The former owner of a T-Mobile store has been found guilty of a multimillion-dollar scheme to illegally unlock and unblock mobile devices.


Argishti Khudaverdyan, 44, from Burbank, was found guilty of 14 federal charges including wire fraud, money laundering, intentionally accessing a computer without  authorisation to obtain information, access a computer to defraud and obtain value, and aggravate identity theft.


From August 2014 to June 2019, Khudaverdyan fraudulently unlocked and unblocked devices on T-Mobile, AT&T, and Sprint networks. This enabled phones to be sold on the black market, according to the Department of Justice.


Khudaverdyan also ran Top Tier Solutions, a T-Mobile store based in Eagle Rock, from January to June 2017. He continued with the fraud scheme after his contract was terminated due to suspicious behaviour.
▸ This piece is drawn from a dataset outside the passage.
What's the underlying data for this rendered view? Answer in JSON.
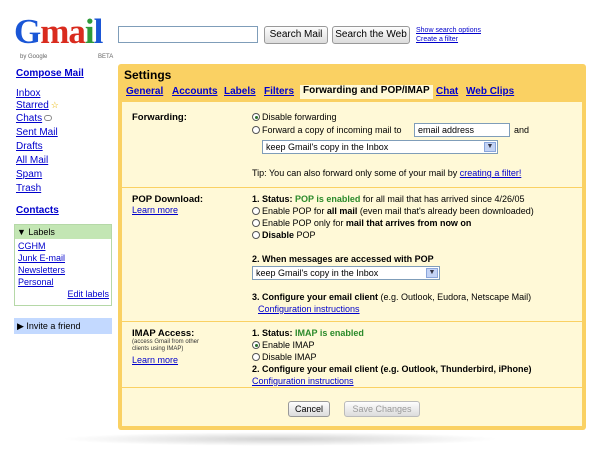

It was enabled by phishing for T-Mobile employee log-ins or socially engineering the firm’s IT help desk to gain access to T-Mobile’s internal computer systems.


He’s also said to have worked with individuals in overseas call centres to obtain employee credentials which he then used to access systems and harvest information on more senior staff. This information could be used with the help desk to reset passwords and provide privileged access.


The accounts of over 50 different T-Mobile USA employees were compromised by Khudaverdya and his co-conspirators. The group made $25m in the process.


The unlocking services were advertised as ‘legitimate’ T-Mobile unlocks via brokers, websites such as “unlocks247.com”, and email advertising.


Mobile devices are “locked” to a particular network until a contract is completed. Others are blocked if they are stolen or lost.